With frightening reality in mind, do you really need an RFID blocking wallet? Do they even work as advertised? To some extent they may offer a level of protection, however not all of these wallets work as well as others. Testing by Consumer Reports and others have shown that some of the RFID blocking wallets on the market work about as well as wrapping your credit cards in a layer of aluminum foil..but others may have some merit.
It’s also not certain whether the threat of RFID skimming is occurring often enough to truly be a concern for most people. There have been very few reported cases of RFID skimming crimes and for good reason. There are simpler and more effective ways of stealing peoples personal information and money.

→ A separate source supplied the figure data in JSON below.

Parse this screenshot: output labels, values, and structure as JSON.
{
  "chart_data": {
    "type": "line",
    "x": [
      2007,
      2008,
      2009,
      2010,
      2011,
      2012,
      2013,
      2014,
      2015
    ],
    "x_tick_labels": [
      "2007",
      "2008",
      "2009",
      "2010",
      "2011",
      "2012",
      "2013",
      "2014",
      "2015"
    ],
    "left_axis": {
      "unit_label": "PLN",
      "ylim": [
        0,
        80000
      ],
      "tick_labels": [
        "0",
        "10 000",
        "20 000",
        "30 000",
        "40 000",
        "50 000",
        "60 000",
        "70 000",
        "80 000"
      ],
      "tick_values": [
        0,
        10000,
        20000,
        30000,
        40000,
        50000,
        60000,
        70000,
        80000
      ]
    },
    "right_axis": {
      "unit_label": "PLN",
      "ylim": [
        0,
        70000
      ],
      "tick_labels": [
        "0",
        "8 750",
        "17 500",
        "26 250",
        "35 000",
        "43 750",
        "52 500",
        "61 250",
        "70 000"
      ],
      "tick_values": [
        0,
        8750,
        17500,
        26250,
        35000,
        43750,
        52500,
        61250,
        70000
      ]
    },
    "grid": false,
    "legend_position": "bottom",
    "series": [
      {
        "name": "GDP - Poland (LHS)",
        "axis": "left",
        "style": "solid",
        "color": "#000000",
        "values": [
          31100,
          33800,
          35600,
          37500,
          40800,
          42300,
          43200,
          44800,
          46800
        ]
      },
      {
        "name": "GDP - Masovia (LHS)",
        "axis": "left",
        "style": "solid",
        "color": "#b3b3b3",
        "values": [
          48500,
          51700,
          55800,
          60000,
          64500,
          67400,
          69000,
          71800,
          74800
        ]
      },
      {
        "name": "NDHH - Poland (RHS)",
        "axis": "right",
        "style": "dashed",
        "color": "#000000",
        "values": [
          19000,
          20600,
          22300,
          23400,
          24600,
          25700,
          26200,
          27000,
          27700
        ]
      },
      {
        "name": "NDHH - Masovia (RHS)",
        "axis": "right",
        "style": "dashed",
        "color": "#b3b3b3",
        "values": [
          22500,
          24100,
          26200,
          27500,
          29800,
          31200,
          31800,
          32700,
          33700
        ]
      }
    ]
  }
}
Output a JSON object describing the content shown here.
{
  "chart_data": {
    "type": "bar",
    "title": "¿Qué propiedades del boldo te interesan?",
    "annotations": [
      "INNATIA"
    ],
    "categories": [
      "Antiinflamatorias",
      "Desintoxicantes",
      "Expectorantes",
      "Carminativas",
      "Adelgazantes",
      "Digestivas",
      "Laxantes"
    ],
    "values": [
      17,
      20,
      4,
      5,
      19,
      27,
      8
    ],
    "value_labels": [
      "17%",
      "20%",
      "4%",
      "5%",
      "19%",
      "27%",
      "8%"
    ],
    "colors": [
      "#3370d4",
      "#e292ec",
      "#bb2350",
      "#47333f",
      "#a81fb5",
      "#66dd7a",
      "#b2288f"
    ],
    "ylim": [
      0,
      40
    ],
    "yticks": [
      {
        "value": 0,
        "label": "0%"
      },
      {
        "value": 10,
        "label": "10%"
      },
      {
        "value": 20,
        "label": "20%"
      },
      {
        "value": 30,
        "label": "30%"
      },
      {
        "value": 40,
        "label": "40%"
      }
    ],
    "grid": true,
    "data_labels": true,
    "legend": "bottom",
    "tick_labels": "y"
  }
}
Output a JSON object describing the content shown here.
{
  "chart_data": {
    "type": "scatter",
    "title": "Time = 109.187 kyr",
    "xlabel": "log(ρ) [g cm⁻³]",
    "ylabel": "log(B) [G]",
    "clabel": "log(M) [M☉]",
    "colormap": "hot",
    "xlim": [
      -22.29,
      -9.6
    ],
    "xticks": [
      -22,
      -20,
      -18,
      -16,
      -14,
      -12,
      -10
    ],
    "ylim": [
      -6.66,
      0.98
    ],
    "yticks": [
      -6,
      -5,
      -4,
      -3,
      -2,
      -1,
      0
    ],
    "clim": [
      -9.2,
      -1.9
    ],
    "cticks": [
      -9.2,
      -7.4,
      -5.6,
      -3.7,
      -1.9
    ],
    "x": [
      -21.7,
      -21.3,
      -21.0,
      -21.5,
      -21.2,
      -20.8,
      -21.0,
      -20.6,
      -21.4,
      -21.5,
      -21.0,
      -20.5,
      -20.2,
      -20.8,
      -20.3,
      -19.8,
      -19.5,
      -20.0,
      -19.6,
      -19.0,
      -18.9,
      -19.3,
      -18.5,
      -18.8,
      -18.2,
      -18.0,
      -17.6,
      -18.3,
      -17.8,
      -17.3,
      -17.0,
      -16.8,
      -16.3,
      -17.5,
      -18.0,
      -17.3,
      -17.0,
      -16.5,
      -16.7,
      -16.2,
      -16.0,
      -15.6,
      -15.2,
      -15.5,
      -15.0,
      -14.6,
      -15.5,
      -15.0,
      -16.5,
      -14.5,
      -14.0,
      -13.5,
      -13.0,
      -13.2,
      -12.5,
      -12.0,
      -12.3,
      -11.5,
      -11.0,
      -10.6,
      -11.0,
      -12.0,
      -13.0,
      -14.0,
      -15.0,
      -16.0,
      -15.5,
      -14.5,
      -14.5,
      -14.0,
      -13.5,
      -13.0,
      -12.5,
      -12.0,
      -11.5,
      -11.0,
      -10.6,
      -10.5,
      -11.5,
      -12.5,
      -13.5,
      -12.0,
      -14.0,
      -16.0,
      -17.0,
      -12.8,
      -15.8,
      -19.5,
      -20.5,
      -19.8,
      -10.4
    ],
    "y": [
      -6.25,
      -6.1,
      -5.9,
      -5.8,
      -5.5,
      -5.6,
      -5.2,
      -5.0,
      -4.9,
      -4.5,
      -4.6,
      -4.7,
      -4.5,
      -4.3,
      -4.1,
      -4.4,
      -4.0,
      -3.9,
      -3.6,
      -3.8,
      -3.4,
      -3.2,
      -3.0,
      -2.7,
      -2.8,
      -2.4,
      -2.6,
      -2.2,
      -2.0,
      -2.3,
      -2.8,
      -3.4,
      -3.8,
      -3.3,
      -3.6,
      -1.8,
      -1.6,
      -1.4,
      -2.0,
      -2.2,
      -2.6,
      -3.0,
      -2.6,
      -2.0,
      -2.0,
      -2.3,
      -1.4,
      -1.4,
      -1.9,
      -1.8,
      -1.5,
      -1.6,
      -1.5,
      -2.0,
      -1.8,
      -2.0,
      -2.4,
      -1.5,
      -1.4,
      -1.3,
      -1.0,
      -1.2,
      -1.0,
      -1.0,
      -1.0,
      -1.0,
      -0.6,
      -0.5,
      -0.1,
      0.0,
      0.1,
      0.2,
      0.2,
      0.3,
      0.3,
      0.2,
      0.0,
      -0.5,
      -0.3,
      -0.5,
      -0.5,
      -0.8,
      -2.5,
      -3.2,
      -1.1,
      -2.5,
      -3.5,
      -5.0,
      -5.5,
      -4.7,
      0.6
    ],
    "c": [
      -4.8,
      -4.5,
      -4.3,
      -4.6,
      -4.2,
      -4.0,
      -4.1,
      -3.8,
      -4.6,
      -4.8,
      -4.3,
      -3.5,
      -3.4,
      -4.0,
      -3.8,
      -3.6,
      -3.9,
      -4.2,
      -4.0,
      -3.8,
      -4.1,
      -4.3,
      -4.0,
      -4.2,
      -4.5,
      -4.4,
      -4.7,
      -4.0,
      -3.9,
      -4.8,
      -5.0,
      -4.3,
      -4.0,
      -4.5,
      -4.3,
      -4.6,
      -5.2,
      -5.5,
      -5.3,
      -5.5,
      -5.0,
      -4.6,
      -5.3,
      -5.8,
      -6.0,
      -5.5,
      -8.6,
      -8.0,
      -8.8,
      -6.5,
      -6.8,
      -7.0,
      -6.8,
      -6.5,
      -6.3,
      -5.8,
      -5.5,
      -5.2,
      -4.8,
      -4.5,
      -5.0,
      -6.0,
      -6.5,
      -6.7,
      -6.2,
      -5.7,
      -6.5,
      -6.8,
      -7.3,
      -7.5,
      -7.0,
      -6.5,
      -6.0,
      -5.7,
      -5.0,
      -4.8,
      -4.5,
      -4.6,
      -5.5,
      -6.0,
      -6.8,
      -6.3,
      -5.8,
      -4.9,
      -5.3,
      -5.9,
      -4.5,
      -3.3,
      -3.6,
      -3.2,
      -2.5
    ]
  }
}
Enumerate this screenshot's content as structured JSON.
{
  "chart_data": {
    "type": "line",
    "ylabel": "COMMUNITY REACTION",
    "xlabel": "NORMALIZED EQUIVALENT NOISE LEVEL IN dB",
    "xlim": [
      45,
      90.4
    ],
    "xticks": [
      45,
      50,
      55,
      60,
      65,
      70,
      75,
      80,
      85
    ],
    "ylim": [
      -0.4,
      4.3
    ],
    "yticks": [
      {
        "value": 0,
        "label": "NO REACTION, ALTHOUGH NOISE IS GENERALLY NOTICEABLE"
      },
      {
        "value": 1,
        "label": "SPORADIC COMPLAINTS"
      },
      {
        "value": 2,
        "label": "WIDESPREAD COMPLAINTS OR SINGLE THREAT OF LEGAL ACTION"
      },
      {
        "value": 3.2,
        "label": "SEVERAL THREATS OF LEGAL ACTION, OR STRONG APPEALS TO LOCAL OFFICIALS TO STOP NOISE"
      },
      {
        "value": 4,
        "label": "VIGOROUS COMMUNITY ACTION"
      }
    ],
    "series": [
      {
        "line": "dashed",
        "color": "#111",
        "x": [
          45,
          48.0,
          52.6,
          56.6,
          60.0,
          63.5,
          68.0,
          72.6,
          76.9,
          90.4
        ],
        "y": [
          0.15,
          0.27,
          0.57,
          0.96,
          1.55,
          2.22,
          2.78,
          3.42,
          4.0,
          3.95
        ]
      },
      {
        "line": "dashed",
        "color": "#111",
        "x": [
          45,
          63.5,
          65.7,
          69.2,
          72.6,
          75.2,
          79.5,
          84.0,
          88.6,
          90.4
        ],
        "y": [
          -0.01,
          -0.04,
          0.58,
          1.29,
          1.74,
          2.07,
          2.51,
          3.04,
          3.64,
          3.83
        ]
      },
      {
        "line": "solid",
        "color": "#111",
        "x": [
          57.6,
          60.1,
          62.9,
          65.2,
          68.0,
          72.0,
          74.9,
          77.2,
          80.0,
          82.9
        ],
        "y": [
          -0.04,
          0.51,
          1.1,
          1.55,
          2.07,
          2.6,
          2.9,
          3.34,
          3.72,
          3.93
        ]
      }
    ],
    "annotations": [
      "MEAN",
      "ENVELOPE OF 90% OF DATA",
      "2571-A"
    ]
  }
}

RFID technology has improved significantly since it’s inception. Early versions would transmit sensitive information unencrypted, including credit card numbers. However, according to the major credit card companies, the latest RFID payment systems are extremely secure and now use full data encryption. Nevertheless, RFID technology may be dying a slow death as card companies begin the transition to cards with EMV chip and PIN technology, which are considerably less susceptible to remote skimming. EMV cards do not transmit a radio frequency signal, so an RFID wallet isn’t going to do much good with these new cards.
Even if you make the switch to all EMV based credit cards, you may still be transmitting an RFID signal from your drivers license or passport. Luckily, the only information anyone is likely to steal is your name and physical address. Even if compromised, this basic information isn’t likely to make you a fraud or identity theft victim. If you fancy yourself as a wannabe James Bond or you’re just a little on the paranoid side, an RFID wallet may be a wise purchase. However, chances are you’ll be ok without one.